Mike Hogan, the last of three brothers at home; he is twenty years old. As the play opens, his only sister, Josie, helps him to leave home behind the back of their father, who has treated his sons like slaves, though he has not been able to treat Josie like one.
Josie Hogan, who is much older than Mike, a very tall, muscular woman who has cultivated the reputation of being blatantly immoral and sexually involved with many men, but who is in fact a virgin who has acted thus because her appearance humiliates her and makes her believe that she can never attract a man.
Phil Hogan, their father, a widower, alcoholic, and tenant farmer in Connecticut. He and Josie have frequent brawls that are partially pleasurable playacting. Because of her size, Josie always wins, as she does when he learns of Mike’s escape and is genuinely furious. He is secretly aware of the falsity of Josie’s reputation and tries, through a series of ruses, to bring her and Tyrone together.
T. Stedman Harder
T. Stedman Harder, a nearby estate owner who would like to buy the property, though actually Tyrone will buy it and keep the Hogans as tenants. Early in the play, Harder complains that Phil’s pigs come to his pond and mess things up; in a hilarious scene, Phil and Josie turn the tables on him and make him try (unsuccessfully) to make a dignified exit.
James (Jamie) Tyrone
James (Jamie) Tyrone, a friend of the Hogans, modeled on the playwright’s older brother.

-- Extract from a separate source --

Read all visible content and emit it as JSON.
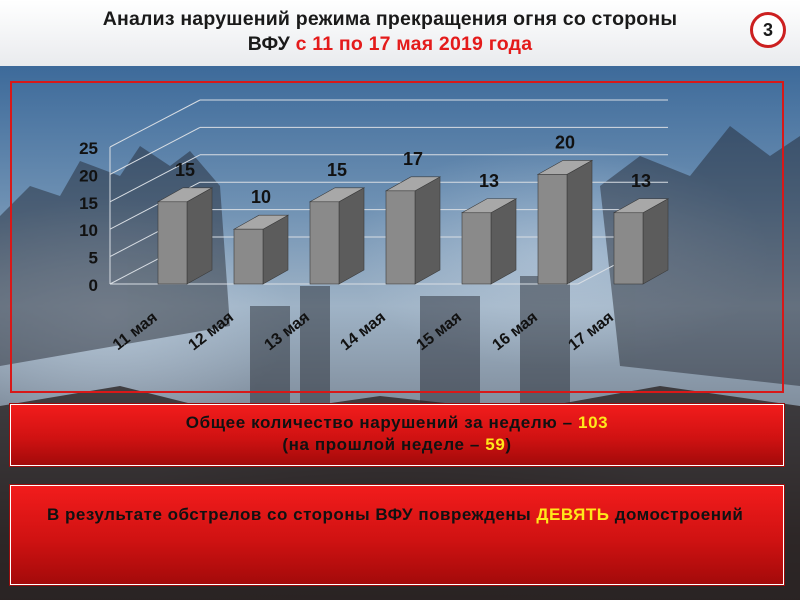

He has a traumatic memory of an event that actually happened to the real James. He and Josie care deeply for each other, though both have difficulty in expressing their feelings. They arrange a meeting at the farm that night, but Josie is devastated when Jamie does not appear. He finally does arrive, very drunk. He is an alcoholic, both in the play and in real life, but capable of behaving, and thinking, as either drunk or sober. He is perfectly aware that her playing the loose woman is false, and what he wants from her is simply a night of comfort as a means of escaping from the unbearable memory that dominates his life. Their talk shifts gradually from failure to communicate to deep communication. At one point, Josie, deeply in love with him, offers him her bed, but because his lifelong loose sexuality relates to his horrible memory, he is shocked and repelled. All he wants is to be close to her, to lie (as she offers) on her breast, to confess his memory, and to have a night of peace. She hears his confession: He had been in California with his mother, who died there, and accompanied her body back East—spending the whole time in his compartment on the train with a cheap blonde. With the story told, he does spend the night in peace, his head on her breast in the moonlight; this is probably the only night she will ever spend with a man. Her feelings are more of resignation to that fact than of comfort, though finally, when Jamie leaves at peace at the play’s end, she too is at peace.